Under the new rules, existing commercial properties, including newly vacant shops, can be converted into residential housing more easily, in a move to kick start the construction industry and speed up rebuilding.
The planning system changes include:
- More types of commercial premises having total flexibility to be repurposed through reform of the ‘Use Classes Order’.
- A wider range of commercial buildings will be allowed to change to residential use without the need for a planning application.
- Builders will no longer need a normal planning application to demolish and rebuild vacant and redundant residential and commercial buildings if they are rebuilt as homes.
- Property owners will be able to build additional space above their properties via a fast track approval process, subject to neighbour consultation.
These changes, which are planned to come into effect by September through changes to the law, will both support the high street revival by allowing empty commercial properties to be quickly repurposed and reduce the pressure to build on green field land by making brownfield development easier.
Developers will still need to adhere to high standards and regulations, just without the ‘unnecessary’ red tape.
‘Cutting up red tape will deliver more poor-quality places’
Commenting on the prime minister’s plans to deregulate the planning system, Tom Fyans, policy and campaigns director at CPRE, said: “Deregulating planning and cutting up red tape simply won’t deliver better quality places. It’s already far too easy to build poor quality homes.
“Our research has shown that three quarters of large housing developments are mediocre or poor in terms of their design and should not have been granted planning permission. Transferring decision making power from local councils and communities and handing them to developers is the exact opposite of building back better.
“The best way to deliver the places that we need, at the pace we need them, is to make it easier for local councils to get local plans in place, and then to hold developers to those plans.
“One glimmer of hope in the prime minister’s words are those prioritising building on brownfield to release pressure on greenfield sites.
“But if we are to truly build back better, and ‘level up’ across the country, we need to make sure the voice of local communities are strengthened in shaping the homes and places that they will inherit.”

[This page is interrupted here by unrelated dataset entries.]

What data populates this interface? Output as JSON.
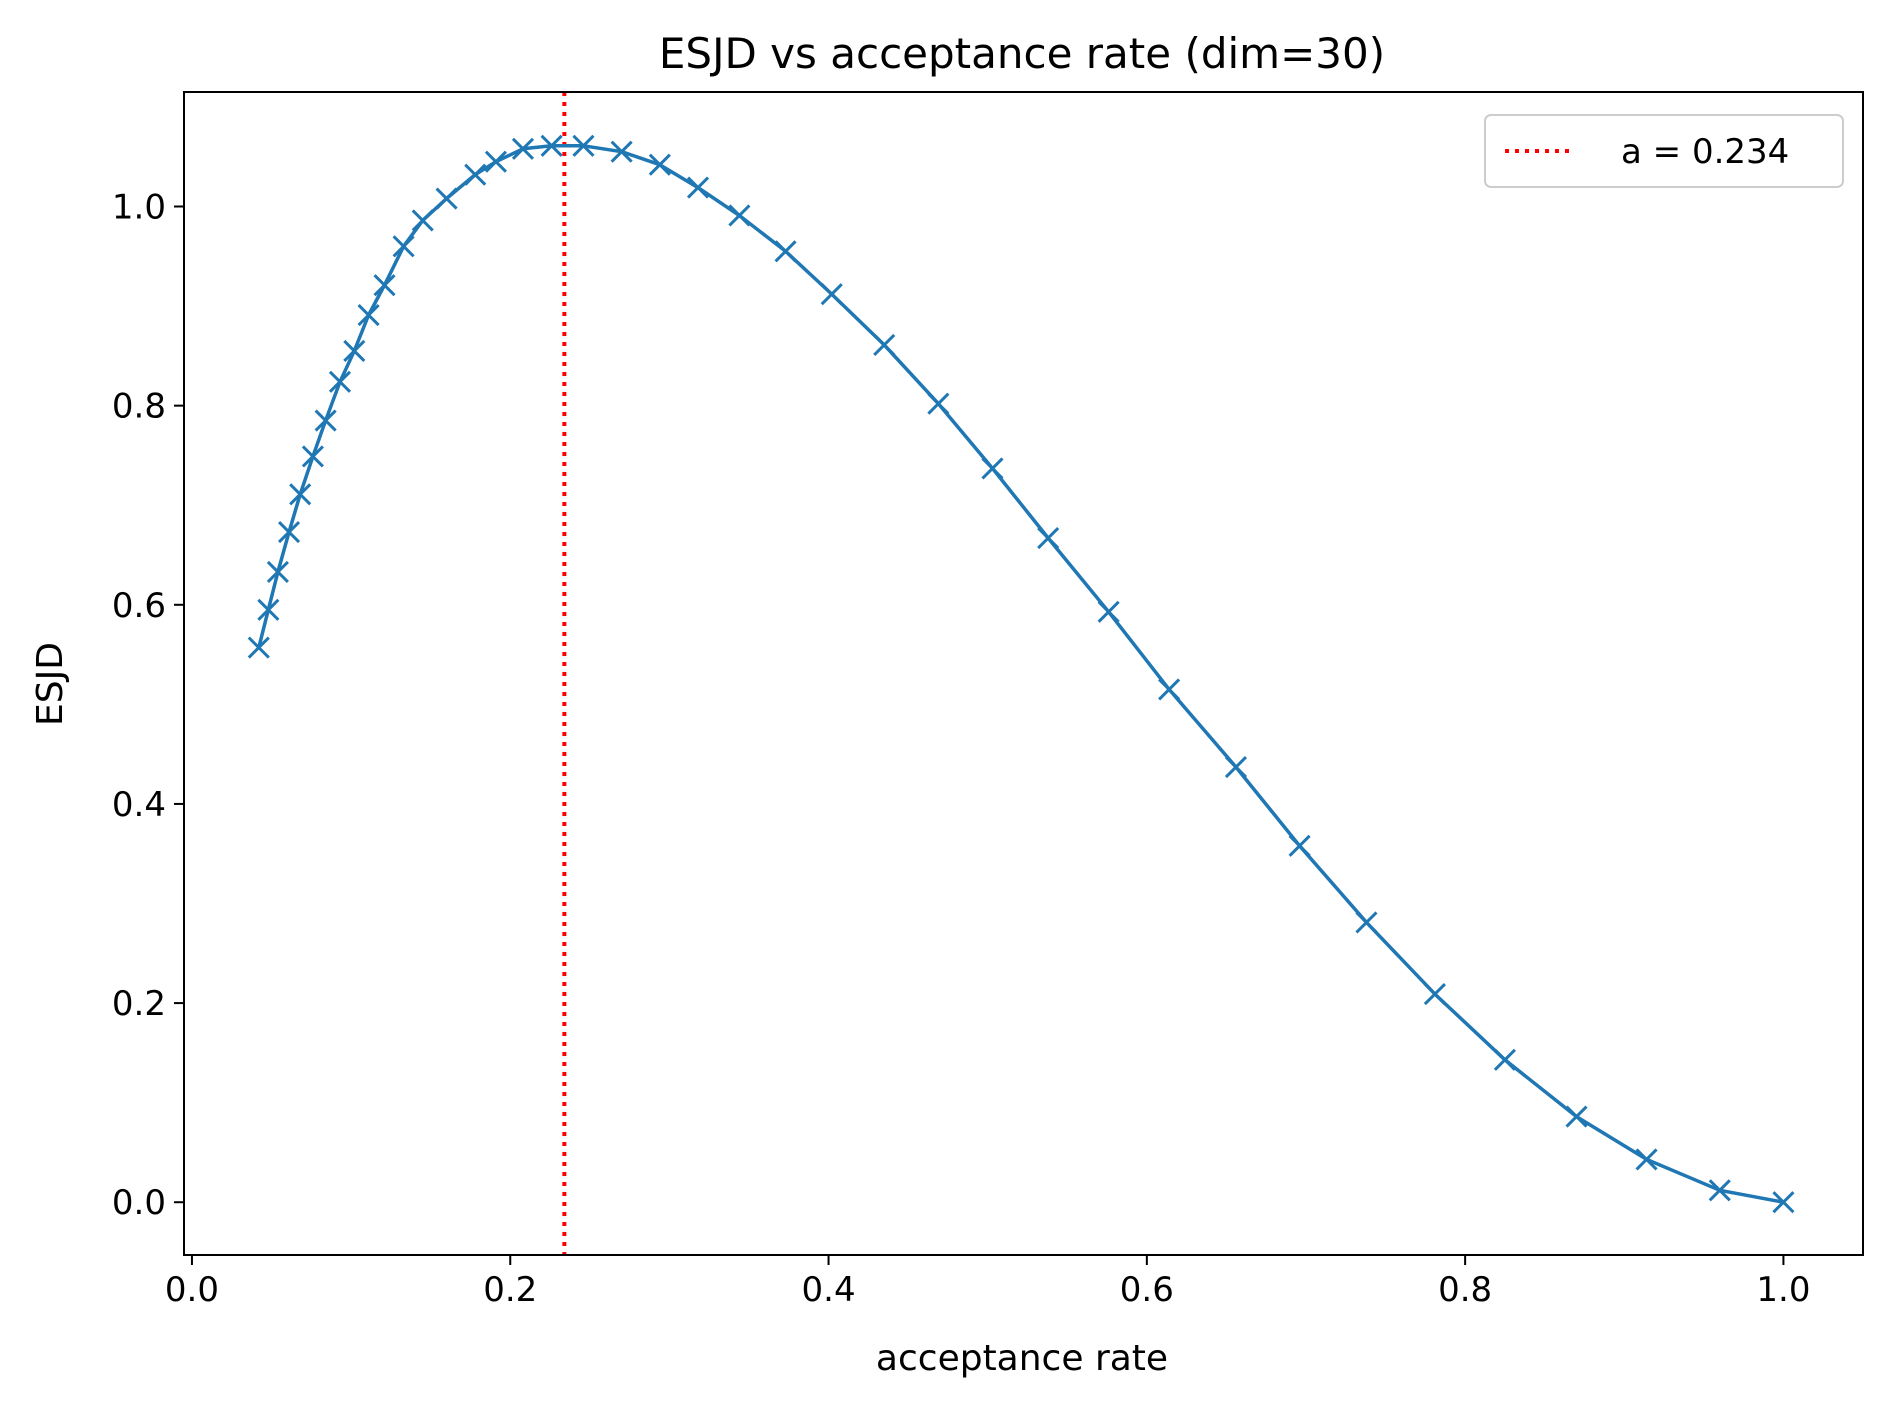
{
  "chart_data": {
    "type": "line",
    "title": "ESJD vs acceptance rate (dim=30)",
    "xlabel": "acceptance rate",
    "ylabel": "ESJD",
    "xlim": [
      -0.005,
      1.05
    ],
    "ylim": [
      -0.053,
      1.115
    ],
    "grid": false,
    "legend_position": "top-right",
    "xticks": [
      {
        "value": 0.0,
        "label": "0.0"
      },
      {
        "value": 0.2,
        "label": "0.2"
      },
      {
        "value": 0.4,
        "label": "0.4"
      },
      {
        "value": 0.6,
        "label": "0.6"
      },
      {
        "value": 0.8,
        "label": "0.8"
      },
      {
        "value": 1.0,
        "label": "1.0"
      }
    ],
    "yticks": [
      {
        "value": 0.0,
        "label": "0.0"
      },
      {
        "value": 0.2,
        "label": "0.2"
      },
      {
        "value": 0.4,
        "label": "0.4"
      },
      {
        "value": 0.6,
        "label": "0.6"
      },
      {
        "value": 0.8,
        "label": "0.8"
      },
      {
        "value": 1.0,
        "label": "1.0"
      }
    ],
    "series": [
      {
        "name": "ESJD",
        "color": "#1f77b4",
        "marker": "x",
        "points": [
          {
            "x": 0.042,
            "y": 0.557
          },
          {
            "x": 0.048,
            "y": 0.595
          },
          {
            "x": 0.054,
            "y": 0.633
          },
          {
            "x": 0.061,
            "y": 0.673
          },
          {
            "x": 0.068,
            "y": 0.711
          },
          {
            "x": 0.076,
            "y": 0.749
          },
          {
            "x": 0.084,
            "y": 0.785
          },
          {
            "x": 0.093,
            "y": 0.824
          },
          {
            "x": 0.102,
            "y": 0.855
          },
          {
            "x": 0.111,
            "y": 0.891
          },
          {
            "x": 0.121,
            "y": 0.921
          },
          {
            "x": 0.133,
            "y": 0.96
          },
          {
            "x": 0.145,
            "y": 0.986
          },
          {
            "x": 0.16,
            "y": 1.008
          },
          {
            "x": 0.178,
            "y": 1.032
          },
          {
            "x": 0.191,
            "y": 1.045
          },
          {
            "x": 0.208,
            "y": 1.058
          },
          {
            "x": 0.226,
            "y": 1.061
          },
          {
            "x": 0.246,
            "y": 1.061
          },
          {
            "x": 0.27,
            "y": 1.055
          },
          {
            "x": 0.294,
            "y": 1.042
          },
          {
            "x": 0.318,
            "y": 1.019
          },
          {
            "x": 0.344,
            "y": 0.991
          },
          {
            "x": 0.373,
            "y": 0.955
          },
          {
            "x": 0.402,
            "y": 0.912
          },
          {
            "x": 0.435,
            "y": 0.861
          },
          {
            "x": 0.469,
            "y": 0.802
          },
          {
            "x": 0.503,
            "y": 0.737
          },
          {
            "x": 0.538,
            "y": 0.667
          },
          {
            "x": 0.576,
            "y": 0.593
          },
          {
            "x": 0.614,
            "y": 0.515
          },
          {
            "x": 0.656,
            "y": 0.437
          },
          {
            "x": 0.696,
            "y": 0.358
          },
          {
            "x": 0.738,
            "y": 0.281
          },
          {
            "x": 0.781,
            "y": 0.209
          },
          {
            "x": 0.825,
            "y": 0.143
          },
          {
            "x": 0.87,
            "y": 0.086
          },
          {
            "x": 0.914,
            "y": 0.043
          },
          {
            "x": 0.96,
            "y": 0.012
          },
          {
            "x": 1.0,
            "y": 0.0
          }
        ]
      }
    ],
    "reference_lines": [
      {
        "orientation": "vertical",
        "x": 0.234,
        "color": "#ff0000",
        "style": "dotted",
        "label": "a = 0.234"
      }
    ],
    "legend": [
      {
        "label": "a = 0.234",
        "color": "#ff0000",
        "style": "dotted"
      }
    ]
  }
}
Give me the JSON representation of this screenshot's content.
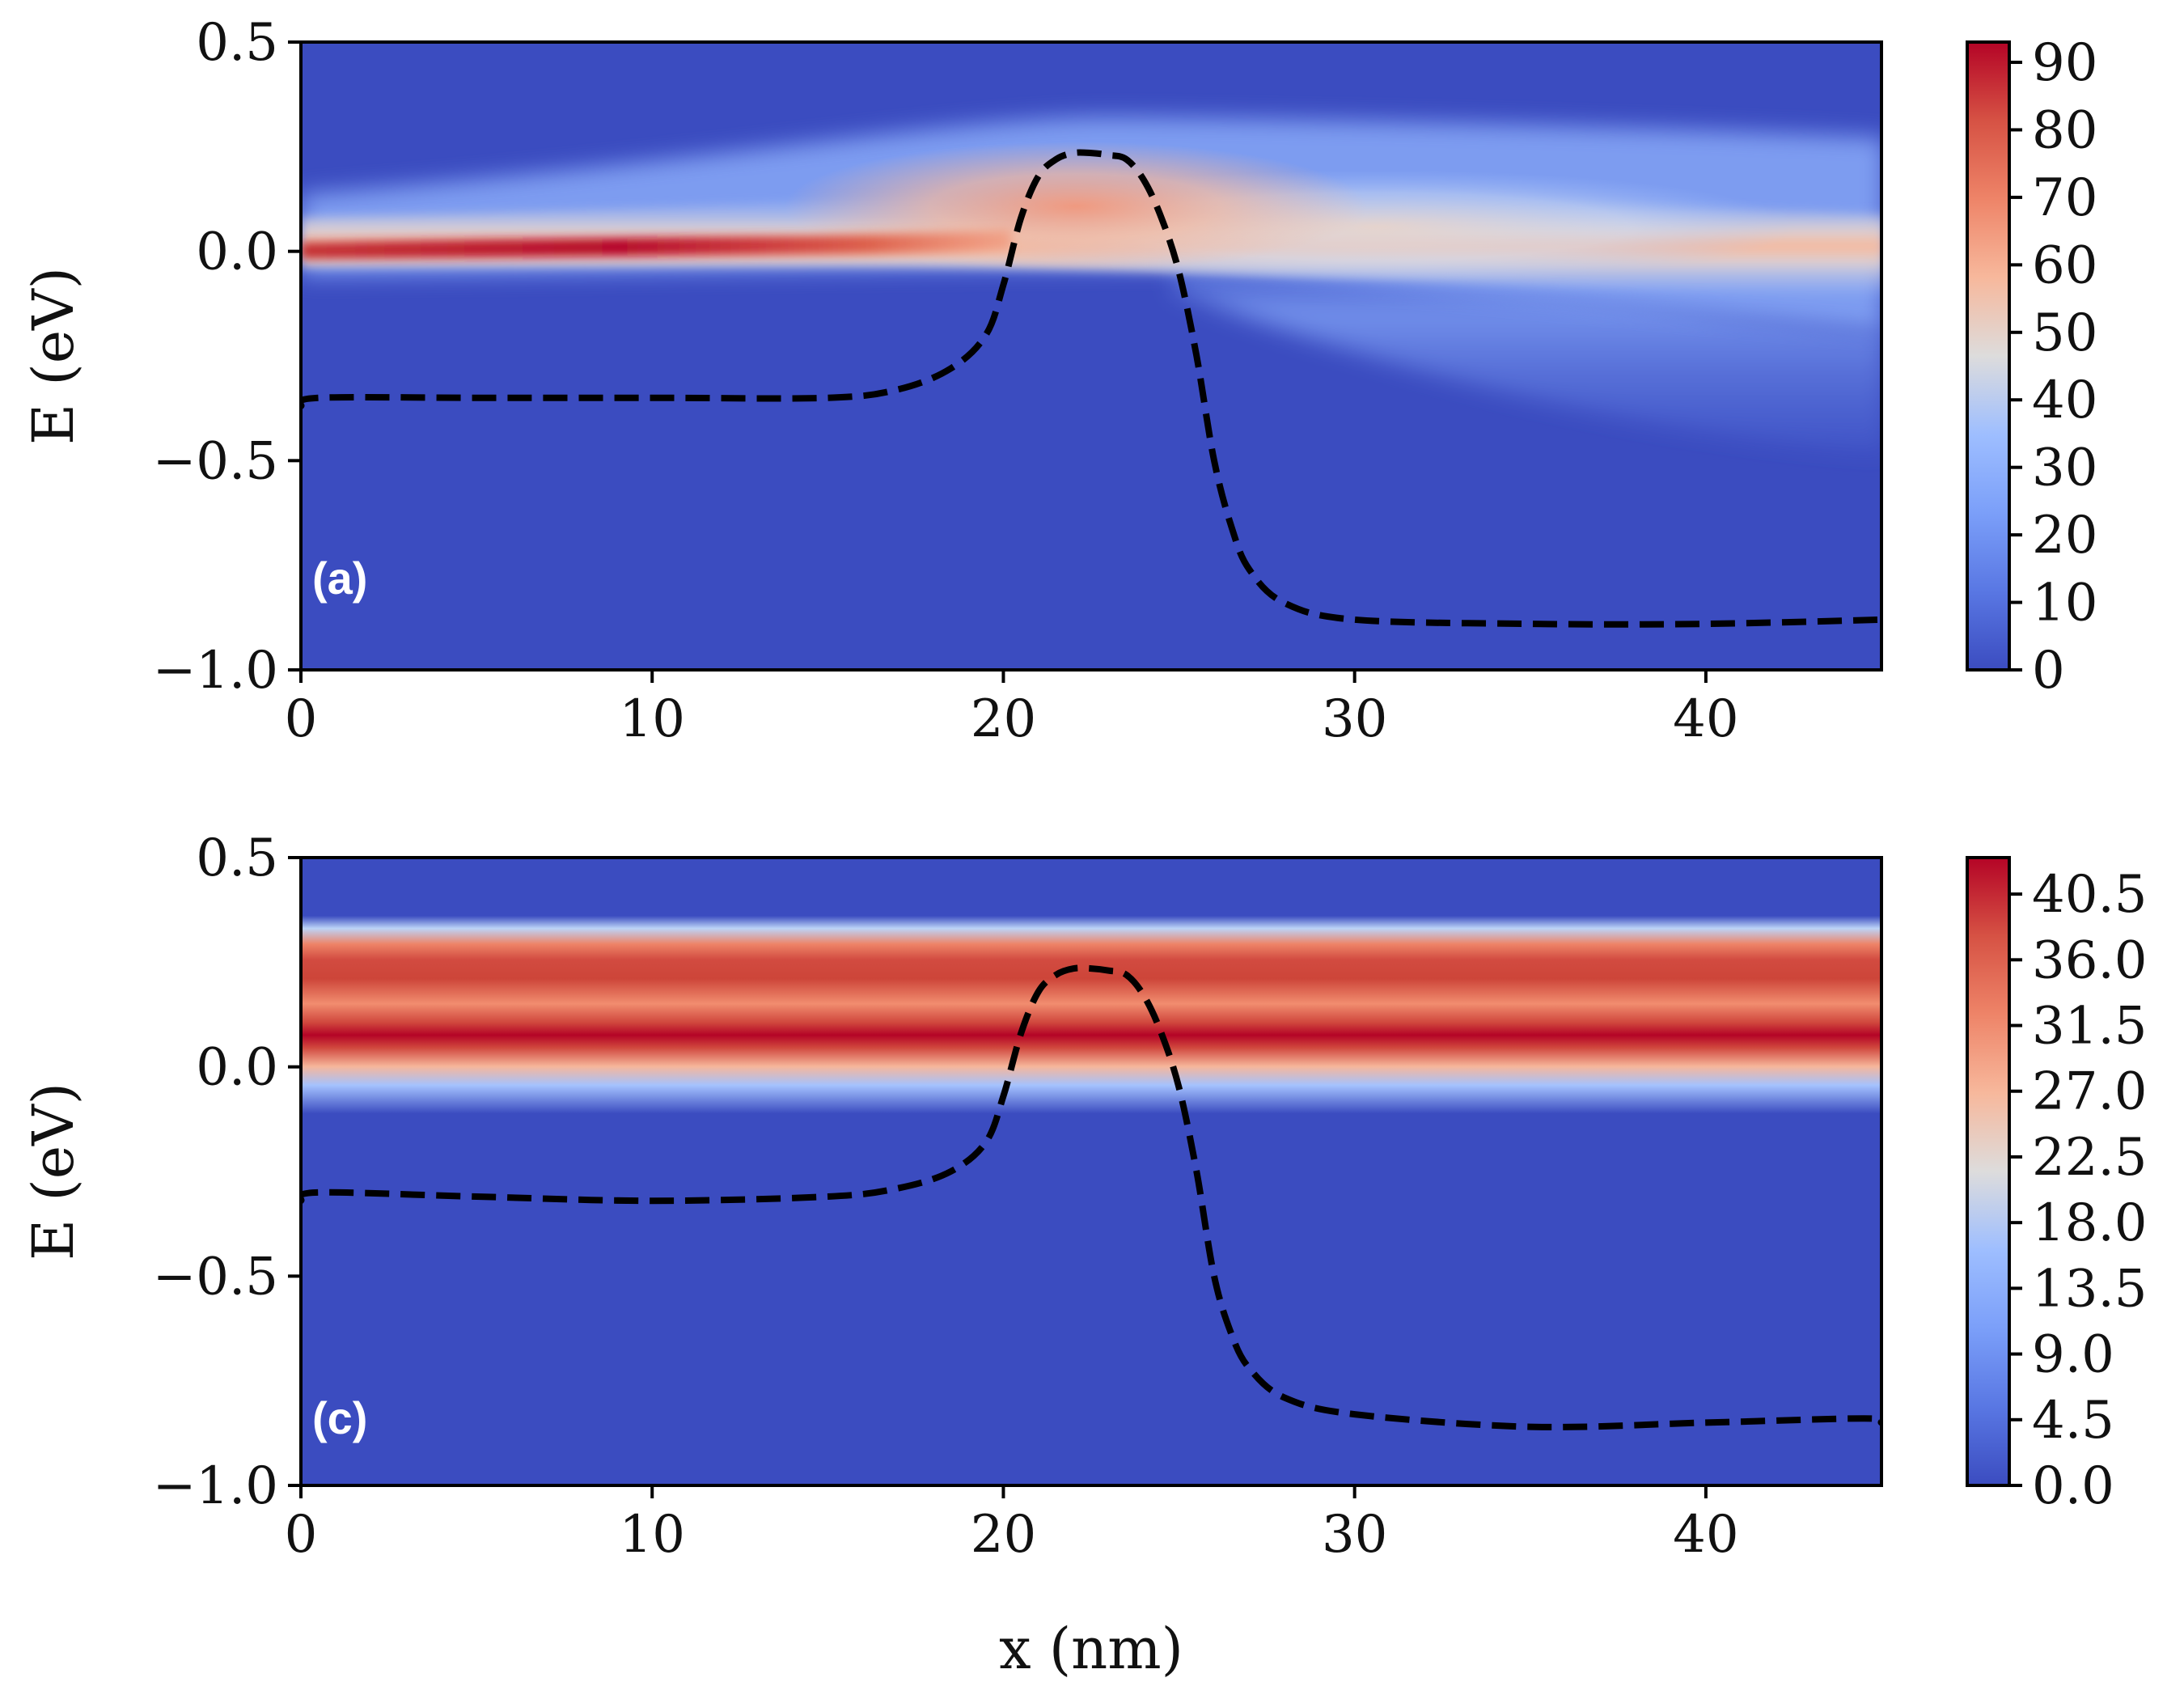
{
  "chart_data": [
    {
      "type": "heatmap",
      "panel_label": "(a)",
      "colormap": "coolwarm",
      "xlabel": "",
      "ylabel": "E (eV)",
      "xlim": [
        0,
        45
      ],
      "ylim": [
        -1.0,
        0.5
      ],
      "x_ticks": [
        0,
        10,
        20,
        30,
        40
      ],
      "x_tick_labels": [
        "0",
        "10",
        "20",
        "30",
        "40"
      ],
      "y_ticks": [
        0.5,
        0.0,
        -0.5,
        -1.0
      ],
      "y_tick_labels": [
        "0.5",
        "0.0",
        "−0.5",
        "−1.0"
      ],
      "colorbar": {
        "min": 0,
        "max": 93,
        "ticks": [
          0,
          10,
          20,
          30,
          40,
          50,
          60,
          70,
          80,
          90
        ],
        "tick_labels": [
          "0",
          "10",
          "20",
          "30",
          "40",
          "50",
          "60",
          "70",
          "80",
          "90"
        ]
      },
      "band_edge": {
        "style": "dashed",
        "x": [
          0,
          0.5,
          5,
          10,
          15,
          17,
          18.5,
          19.5,
          20,
          20.5,
          21,
          21.5,
          22,
          22.5,
          23,
          23.5,
          24,
          24.5,
          25,
          25.5,
          26,
          26.5,
          27,
          28,
          30,
          35,
          40,
          45
        ],
        "y": [
          -0.37,
          -0.35,
          -0.35,
          -0.35,
          -0.35,
          -0.33,
          -0.28,
          -0.2,
          -0.08,
          0.08,
          0.18,
          0.22,
          0.235,
          0.235,
          0.23,
          0.22,
          0.17,
          0.08,
          -0.05,
          -0.25,
          -0.5,
          -0.66,
          -0.76,
          -0.84,
          -0.88,
          -0.89,
          -0.89,
          -0.88
        ]
      }
    },
    {
      "type": "heatmap",
      "panel_label": "(c)",
      "colormap": "coolwarm",
      "xlabel": "x (nm)",
      "ylabel": "E (eV)",
      "xlim": [
        0,
        45
      ],
      "ylim": [
        -1.0,
        0.5
      ],
      "x_ticks": [
        0,
        10,
        20,
        30,
        40
      ],
      "x_tick_labels": [
        "0",
        "10",
        "20",
        "30",
        "40"
      ],
      "y_ticks": [
        0.5,
        0.0,
        -0.5,
        -1.0
      ],
      "y_tick_labels": [
        "0.5",
        "0.0",
        "−0.5",
        "−1.0"
      ],
      "colorbar": {
        "min": 0,
        "max": 43,
        "ticks": [
          0,
          4.5,
          9,
          13.5,
          18,
          22.5,
          27,
          31.5,
          36,
          40.5
        ],
        "tick_labels": [
          "0.0",
          "4.5",
          "9.0",
          "13.5",
          "18.0",
          "22.5",
          "27.0",
          "31.5",
          "36.0",
          "40.5"
        ]
      },
      "band_edge": {
        "style": "dashed",
        "x": [
          0,
          0.5,
          5,
          10,
          15,
          17,
          18.5,
          19.5,
          20,
          20.5,
          21,
          21.5,
          22,
          22.5,
          23,
          23.5,
          24,
          24.5,
          25,
          25.5,
          26,
          26.5,
          27,
          28,
          30,
          35,
          40,
          44.5,
          45
        ],
        "y": [
          -0.32,
          -0.3,
          -0.31,
          -0.32,
          -0.31,
          -0.29,
          -0.25,
          -0.18,
          -0.07,
          0.08,
          0.18,
          0.22,
          0.235,
          0.235,
          0.23,
          0.22,
          0.17,
          0.08,
          -0.05,
          -0.25,
          -0.5,
          -0.64,
          -0.72,
          -0.79,
          -0.83,
          -0.86,
          -0.85,
          -0.84,
          -0.85
        ]
      }
    }
  ]
}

The Prime Minister also announced that work will begin to look at how land owned by the government can be managed more effectively.
Ahead of the Spending Review, a new, ambitious cross-government strategy will look at how public sector land can be managed and released so it can be put to better use. This would include home building, improving the environment, contributing to net-zero goals and injecting growth opportunities into communities across the country.
These announcements come alongside a package of measures to support home building across England. These include:
- A £12bn affordable homes programme that will support up to 180,000 new affordable homes for ownership and rent over the next 8 years.
- Included in the affordable homes programme will be a 1,500 unit pilot of ‘First Homes’: houses that will be sold to first time buyers at a 30% discount.
- Funds from the £400m Brownfield Land Fund have today been allocated to the West Midlands, Greater Manchester, West Yorkshire, Liverpool City Region, Sheffield City Region, and North of Tyne and Tees Valley to support around 24,000 homes.
- The Home Builders Fund to help smaller developers access finance for new housing developments will receive additional £450m boost. This is expected to support delivery of around 7,200 new homes.